おめでとう
桜花賞、全くはずしてしまった。最後の最後でソーマジックは『買い』だったけれど、リトルアマポーラの一着は信じて疑わなかった。四コーナーを曲がったところで、私は小さなテレビの画面に向かい、知っている限りの汚い言葉を吐いた。
もう届かない。なにが抜け出してくるのだろう、と思っていたら、小牧太騎手。まだ出走も確定していない水曜日、
「騎手で買いだったら、小牧かなあ。最近のってる気がする」
自らの発言を思い出したが、実際の予想では、一番初めにこないなとふんだ馬だった。
実は私、園田時代に彼に会っている。あんまり記憶にないんだけど、その後、園田の調教助手さんとしばらく結構話す機会があって、知った。地方競馬の関係者さんたちが集まっていたんだけど、職業は教えてもらえず
「豆腐屋です」
といいはっていた。みんな小柄な豆腐屋さんだなぁと思っていた。
多分、小牧騎手は二十六歳くらいだったはずだ。

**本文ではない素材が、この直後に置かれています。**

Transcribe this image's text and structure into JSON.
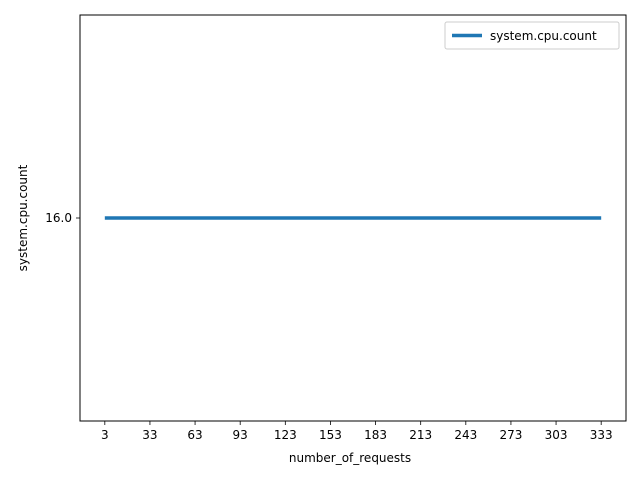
{
  "chart_data": {
    "type": "line",
    "title": "",
    "xlabel": "number_of_requests",
    "ylabel": "system.cpu.count",
    "x": [
      3,
      33,
      63,
      93,
      123,
      153,
      183,
      213,
      243,
      273,
      303,
      333
    ],
    "x_tick_labels": [
      "3",
      "33",
      "63",
      "93",
      "123",
      "153",
      "183",
      "213",
      "243",
      "273",
      "303",
      "333"
    ],
    "y_tick_values": [
      16.0
    ],
    "y_tick_labels": [
      "16.0"
    ],
    "ylim": [
      15.2,
      16.8
    ],
    "grid": false,
    "legend_position": "top-right",
    "series": [
      {
        "name": "system.cpu.count",
        "color": "#1f77b4",
        "values": [
          16.0,
          16.0,
          16.0,
          16.0,
          16.0,
          16.0,
          16.0,
          16.0,
          16.0,
          16.0,
          16.0,
          16.0
        ]
      }
    ]
  }
}
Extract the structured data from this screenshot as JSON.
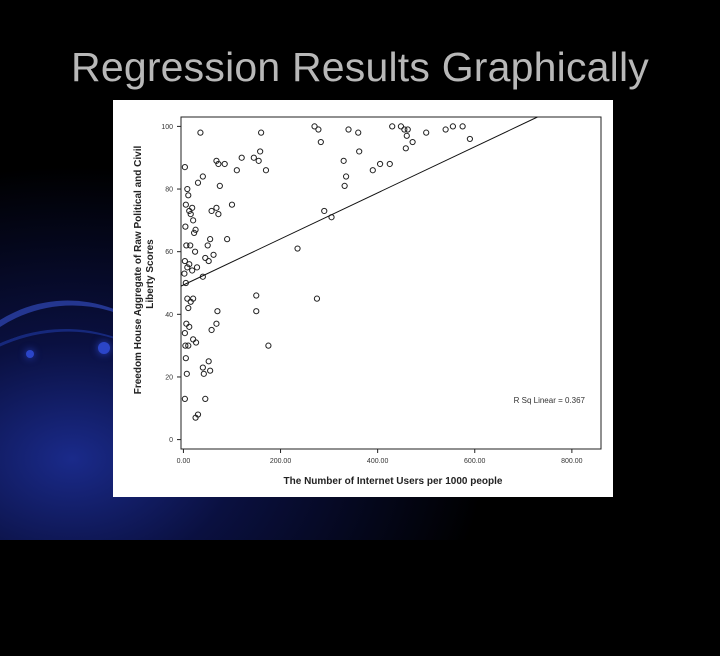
{
  "slide": {
    "title": "Regression Results Graphically"
  },
  "chart_data": {
    "type": "scatter",
    "title": "",
    "xlabel": "The Number of Internet Users per 1000 people",
    "ylabel_line1": "Freedom House Aggregate of Raw Political and Civil",
    "ylabel_line2": "Liberty Scores",
    "xlim": [
      -5,
      860
    ],
    "ylim": [
      -3,
      103
    ],
    "x_ticks": [
      0,
      200,
      400,
      600,
      800
    ],
    "x_tick_labels": [
      "0.00",
      "200.00",
      "400.00",
      "600.00",
      "800.00"
    ],
    "y_ticks": [
      0,
      20,
      40,
      60,
      80,
      100
    ],
    "y_tick_labels": [
      "0",
      "20",
      "40",
      "60",
      "80",
      "100"
    ],
    "fit_line": {
      "label": "R Sq Linear = 0.367",
      "x": [
        -5,
        770
      ],
      "y": [
        49,
        106
      ]
    },
    "points": [
      {
        "x": 3,
        "y": 87
      },
      {
        "x": 5,
        "y": 75
      },
      {
        "x": 8,
        "y": 80
      },
      {
        "x": 10,
        "y": 78
      },
      {
        "x": 12,
        "y": 73
      },
      {
        "x": 15,
        "y": 72
      },
      {
        "x": 18,
        "y": 74
      },
      {
        "x": 20,
        "y": 70
      },
      {
        "x": 25,
        "y": 67
      },
      {
        "x": 30,
        "y": 82
      },
      {
        "x": 22,
        "y": 66
      },
      {
        "x": 4,
        "y": 68
      },
      {
        "x": 6,
        "y": 62
      },
      {
        "x": 14,
        "y": 62
      },
      {
        "x": 24,
        "y": 60
      },
      {
        "x": 3,
        "y": 57
      },
      {
        "x": 8,
        "y": 55
      },
      {
        "x": 2,
        "y": 53
      },
      {
        "x": 12,
        "y": 56
      },
      {
        "x": 18,
        "y": 54
      },
      {
        "x": 28,
        "y": 55
      },
      {
        "x": 5,
        "y": 50
      },
      {
        "x": 10,
        "y": 42
      },
      {
        "x": 15,
        "y": 44
      },
      {
        "x": 20,
        "y": 45
      },
      {
        "x": 8,
        "y": 45
      },
      {
        "x": 6,
        "y": 37
      },
      {
        "x": 3,
        "y": 34
      },
      {
        "x": 12,
        "y": 36
      },
      {
        "x": 4,
        "y": 30
      },
      {
        "x": 10,
        "y": 30
      },
      {
        "x": 20,
        "y": 32
      },
      {
        "x": 26,
        "y": 31
      },
      {
        "x": 5,
        "y": 26
      },
      {
        "x": 7,
        "y": 21
      },
      {
        "x": 3,
        "y": 13
      },
      {
        "x": 35,
        "y": 98
      },
      {
        "x": 55,
        "y": 64
      },
      {
        "x": 40,
        "y": 52
      },
      {
        "x": 45,
        "y": 58
      },
      {
        "x": 50,
        "y": 62
      },
      {
        "x": 52,
        "y": 57
      },
      {
        "x": 40,
        "y": 23
      },
      {
        "x": 55,
        "y": 22
      },
      {
        "x": 52,
        "y": 25
      },
      {
        "x": 45,
        "y": 13
      },
      {
        "x": 42,
        "y": 21
      },
      {
        "x": 30,
        "y": 8
      },
      {
        "x": 25,
        "y": 7
      },
      {
        "x": 58,
        "y": 35
      },
      {
        "x": 40,
        "y": 84
      },
      {
        "x": 58,
        "y": 73
      },
      {
        "x": 68,
        "y": 74
      },
      {
        "x": 72,
        "y": 72
      },
      {
        "x": 62,
        "y": 59
      },
      {
        "x": 68,
        "y": 37
      },
      {
        "x": 70,
        "y": 41
      },
      {
        "x": 75,
        "y": 81
      },
      {
        "x": 72,
        "y": 88
      },
      {
        "x": 68,
        "y": 89
      },
      {
        "x": 85,
        "y": 88
      },
      {
        "x": 90,
        "y": 64
      },
      {
        "x": 110,
        "y": 86
      },
      {
        "x": 120,
        "y": 90
      },
      {
        "x": 100,
        "y": 75
      },
      {
        "x": 145,
        "y": 90
      },
      {
        "x": 160,
        "y": 98
      },
      {
        "x": 158,
        "y": 92
      },
      {
        "x": 155,
        "y": 89
      },
      {
        "x": 170,
        "y": 86
      },
      {
        "x": 150,
        "y": 41
      },
      {
        "x": 150,
        "y": 46
      },
      {
        "x": 175,
        "y": 30
      },
      {
        "x": 235,
        "y": 61
      },
      {
        "x": 270,
        "y": 100
      },
      {
        "x": 278,
        "y": 99
      },
      {
        "x": 283,
        "y": 95
      },
      {
        "x": 290,
        "y": 73
      },
      {
        "x": 305,
        "y": 71
      },
      {
        "x": 275,
        "y": 45
      },
      {
        "x": 330,
        "y": 89
      },
      {
        "x": 335,
        "y": 84
      },
      {
        "x": 332,
        "y": 81
      },
      {
        "x": 340,
        "y": 99
      },
      {
        "x": 360,
        "y": 98
      },
      {
        "x": 362,
        "y": 92
      },
      {
        "x": 390,
        "y": 86
      },
      {
        "x": 405,
        "y": 88
      },
      {
        "x": 425,
        "y": 88
      },
      {
        "x": 430,
        "y": 100
      },
      {
        "x": 448,
        "y": 100
      },
      {
        "x": 455,
        "y": 99
      },
      {
        "x": 460,
        "y": 97
      },
      {
        "x": 458,
        "y": 93
      },
      {
        "x": 472,
        "y": 95
      },
      {
        "x": 500,
        "y": 98
      },
      {
        "x": 540,
        "y": 99
      },
      {
        "x": 555,
        "y": 100
      },
      {
        "x": 575,
        "y": 100
      },
      {
        "x": 590,
        "y": 96
      },
      {
        "x": 462,
        "y": 99
      }
    ]
  }
}
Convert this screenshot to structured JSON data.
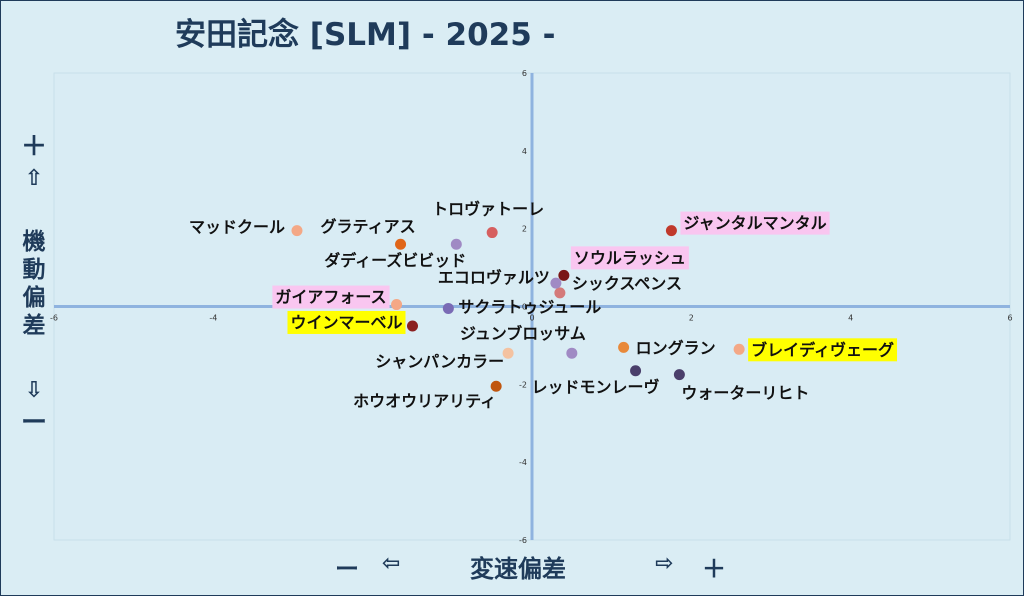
{
  "title": "安田記念 [SLM]  - 2025 -",
  "y_axis": {
    "plus": "＋",
    "up_arrow": "⇧",
    "label": "機動偏差",
    "down_arrow": "⇩",
    "minus": "ー"
  },
  "x_axis": {
    "minus": "ー",
    "left_arrow": "⇦",
    "label": "変速偏差",
    "right_arrow": "⇨",
    "plus": "＋"
  },
  "chart_data": {
    "type": "scatter",
    "title": "安田記念 [SLM]  - 2025 -",
    "xlabel": "変速偏差",
    "ylabel": "機動偏差",
    "xlim": [
      -6,
      6
    ],
    "ylim": [
      -6,
      6
    ],
    "xticks": [
      -6,
      -4,
      -2,
      0,
      2,
      4,
      6
    ],
    "yticks": [
      -6,
      -4,
      -2,
      0,
      2,
      4,
      6
    ],
    "grid": false,
    "points": [
      {
        "name": "ジャンタルマンタル",
        "x": 1.75,
        "y": 1.95,
        "color": "#c0392b",
        "highlight": "#f9c6f0"
      },
      {
        "name": "ソウルラッシュ",
        "x": 0.4,
        "y": 0.8,
        "color": "#7a1616",
        "highlight": "#f9c6f0"
      },
      {
        "name": "シックスペンス",
        "x": 0.35,
        "y": 0.35,
        "color": "#d47a7a",
        "highlight": ""
      },
      {
        "name": "エコロヴァルツ",
        "x": 0.3,
        "y": 0.6,
        "color": "#a08ac4",
        "highlight": ""
      },
      {
        "name": "トロヴァトーレ",
        "x": -0.5,
        "y": 1.9,
        "color": "#d65f5f",
        "highlight": ""
      },
      {
        "name": "ダディーズビビッド",
        "x": -0.95,
        "y": 1.6,
        "color": "#a08ac4",
        "highlight": ""
      },
      {
        "name": "マッドクール",
        "x": -2.95,
        "y": 1.95,
        "color": "#f4a886",
        "highlight": ""
      },
      {
        "name": "グラティアス",
        "x": -1.65,
        "y": 1.6,
        "color": "#e06518",
        "highlight": ""
      },
      {
        "name": "ガイアフォース",
        "x": -1.7,
        "y": 0.05,
        "color": "#f4a886",
        "highlight": "#f9c6f0"
      },
      {
        "name": "サクラトゥジュール",
        "x": -1.05,
        "y": -0.05,
        "color": "#7a6bb5",
        "highlight": ""
      },
      {
        "name": "ウインマーベル",
        "x": -1.5,
        "y": -0.5,
        "color": "#8b2020",
        "highlight": "#ffff00"
      },
      {
        "name": "ジュンブロッサム",
        "x": 0.5,
        "y": -1.2,
        "color": "#a08ac4",
        "highlight": ""
      },
      {
        "name": "シャンパンカラー",
        "x": -0.3,
        "y": -1.2,
        "color": "#f4c2a0",
        "highlight": ""
      },
      {
        "name": "ホウオウリアリティ",
        "x": -0.45,
        "y": -2.05,
        "color": "#c0560f",
        "highlight": ""
      },
      {
        "name": "ロングラン",
        "x": 1.15,
        "y": -1.05,
        "color": "#e8893a",
        "highlight": ""
      },
      {
        "name": "ブレイディヴェーグ",
        "x": 2.6,
        "y": -1.1,
        "color": "#f4a886",
        "highlight": "#ffff00"
      },
      {
        "name": "レッドモンレーヴ",
        "x": 1.3,
        "y": -1.65,
        "color": "#4a3f6b",
        "highlight": ""
      },
      {
        "name": "ウォーターリヒト",
        "x": 1.85,
        "y": -1.75,
        "color": "#4a3f6b",
        "highlight": ""
      }
    ]
  }
}
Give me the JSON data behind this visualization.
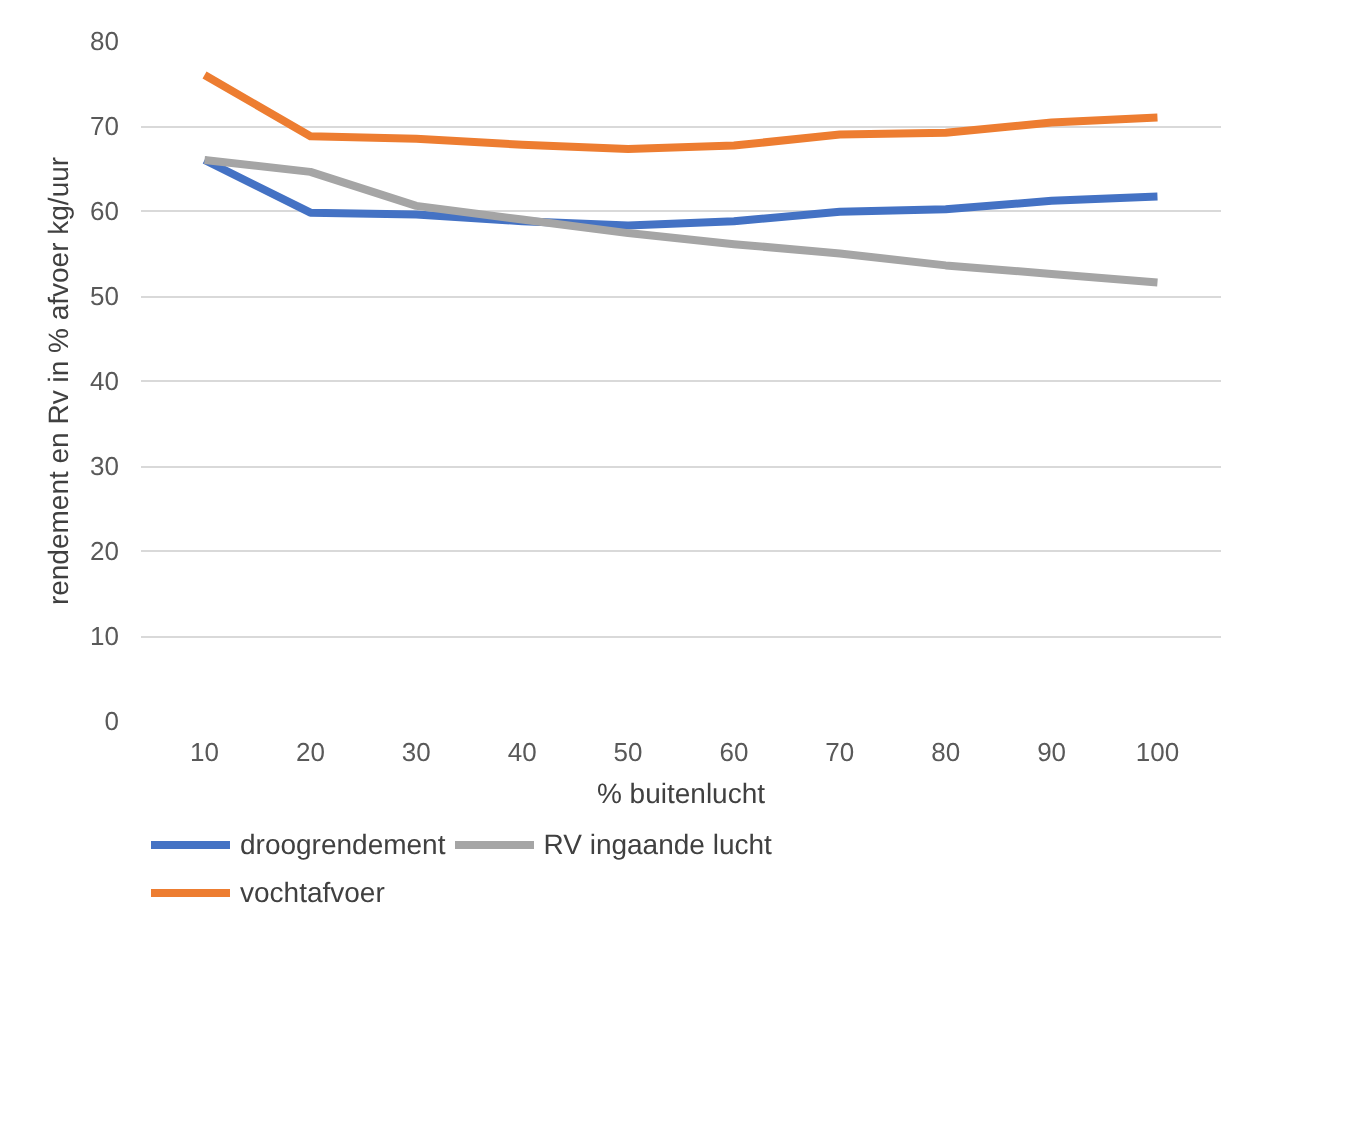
{
  "chart_data": {
    "type": "line",
    "xlabel": "% buitenlucht",
    "ylabel": "rendement en Rv in % afvoer kg/uur",
    "categories": [
      "10",
      "20",
      "30",
      "40",
      "50",
      "60",
      "70",
      "80",
      "90",
      "100"
    ],
    "series": [
      {
        "name": "droogrendement",
        "color": "#4472c4",
        "values": [
          66,
          59.8,
          59.6,
          58.8,
          58.3,
          58.8,
          59.9,
          60.2,
          61.2,
          61.7
        ]
      },
      {
        "name": "RV ingaande lucht",
        "color": "#a5a5a5",
        "values": [
          66,
          64.6,
          60.6,
          59,
          57.4,
          56.1,
          55,
          53.6,
          52.6,
          51.6
        ]
      },
      {
        "name": "vochtafvoer",
        "color": "#ed7d31",
        "values": [
          76,
          68.8,
          68.5,
          67.8,
          67.3,
          67.7,
          69,
          69.2,
          70.4,
          71
        ]
      }
    ],
    "ylim": [
      0,
      80
    ],
    "yticks": [
      0,
      10,
      20,
      30,
      40,
      50,
      60,
      70,
      80
    ],
    "grid": "y",
    "legend": "bottom",
    "marker": "none",
    "line_style": "solid"
  }
}
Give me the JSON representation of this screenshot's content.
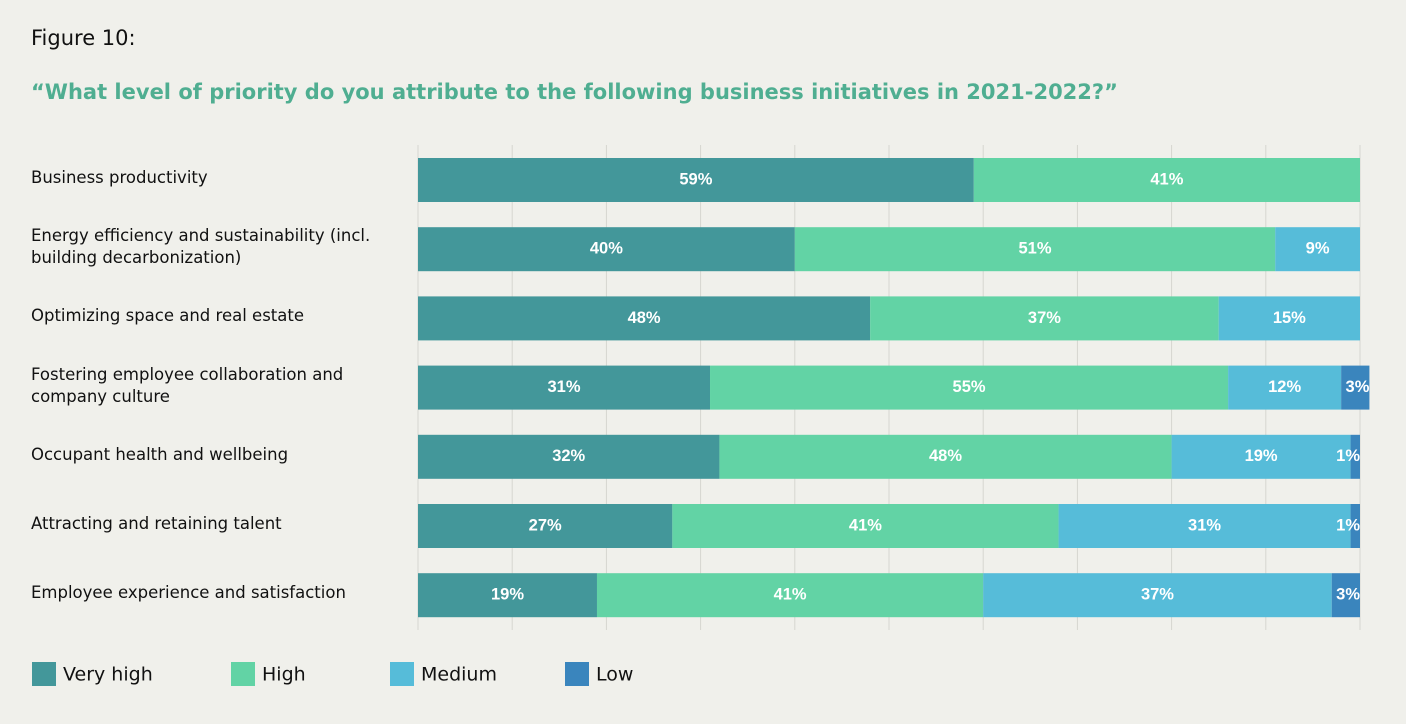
{
  "figure_label": "Figure 10:",
  "chart_data": {
    "type": "bar",
    "orientation": "horizontal",
    "stacked": true,
    "title": "“What level of priority do you attribute to the following business initiatives in 2021-2022?”",
    "categories": [
      "Business productivity",
      "Energy efficiency and sustainability (incl. building decarbonization)",
      "Optimizing space and real estate",
      "Fostering employee collaboration and company culture",
      "Occupant health and wellbeing",
      "Attracting and retaining talent",
      "Employee experience and satisfaction"
    ],
    "series": [
      {
        "name": "Very high",
        "color": "#43979a",
        "values": [
          59,
          40,
          48,
          31,
          32,
          27,
          19
        ],
        "value_labels": [
          "59%",
          "40%",
          "48%",
          "31%",
          "32%",
          "27%",
          "19%"
        ]
      },
      {
        "name": "High",
        "color": "#62d3a5",
        "values": [
          41,
          51,
          37,
          55,
          48,
          41,
          41
        ],
        "value_labels": [
          "41%",
          "51%",
          "37%",
          "55%",
          "48%",
          "41%",
          "41%"
        ]
      },
      {
        "name": "Medium",
        "color": "#56bcd9",
        "values": [
          0,
          9,
          15,
          12,
          19,
          31,
          37
        ],
        "value_labels": [
          null,
          "9%",
          "15%",
          "12%",
          "19%",
          "31%",
          "37%"
        ]
      },
      {
        "name": "Low",
        "color": "#3a85bd",
        "values": [
          0,
          0,
          0,
          3,
          1,
          1,
          3
        ],
        "value_labels": [
          null,
          null,
          null,
          "3%",
          "1%",
          "1%",
          "3%"
        ]
      }
    ],
    "xlim": [
      0,
      100
    ],
    "xticks": [
      0,
      10,
      20,
      30,
      40,
      50,
      60,
      70,
      80,
      90,
      100
    ],
    "grid": true,
    "legend": "bottom"
  }
}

中央競馬には一度行ったことがあったので、調教助手さんに、園田での馬券の買い方のコツを聞いたら、
「小牧兄弟から買えば間違いない」
といわれた。その頃から園田のエースだった。インタビューで、涙を流し
「全国のファンの皆様、お待たせしました」
その言葉に、もらい泣きしそうだった。
地方から中央ジョッキーになったといえば、安藤勝己騎手、岩田康成騎手がいる。二人ともデビューの年から勝ち星は年間百を超える。小牧騎手が百勝を上げるまでに四年かかった。でも安藤騎手は四十三歳で中央のジョッキーになった。小牧騎手は現在四十歳である。そう考えれば、まだまだこれからなのかもしれない。
最近競馬にはまったという女性に出会った。よく大井にいっているという。中央から競馬に入った私にはちょっと意外な気がした。
「内田博幸騎手が好きで」
と理由を語った。そこから中央競馬にはいり、地方にはないジャンプが楽しいという。来週は中山グランドジャンプを見に行くといっていた。
私も障害は嫌いではない。だが競馬場に行ったときには、調度お昼ご飯の時間にあてている。しっかりした馬体が歩くパドックを見下ろしながらそばを食べる。以前は勝負した。穴を狙っていてとったにはとったけれど、人気の馬が落馬したためだったので、あまり気分よくはなかった。今は観戦にとどめる。全馬が無事に飛越すると、拍手が起こる。あの雰囲気はいいと思うし、好きだ。馬券よりも、全馬が無事で帰ってくるとうれしい気分になる。
三寒四温、今年は月曜日と金曜日に雨が集中しているらしい。今週も週末の雨で、馬場は悪いだろう。みんな無事に帰ってきてほしい。多分、小牧ジョッキーの騎乗となるスマイルジャックにも期待だ。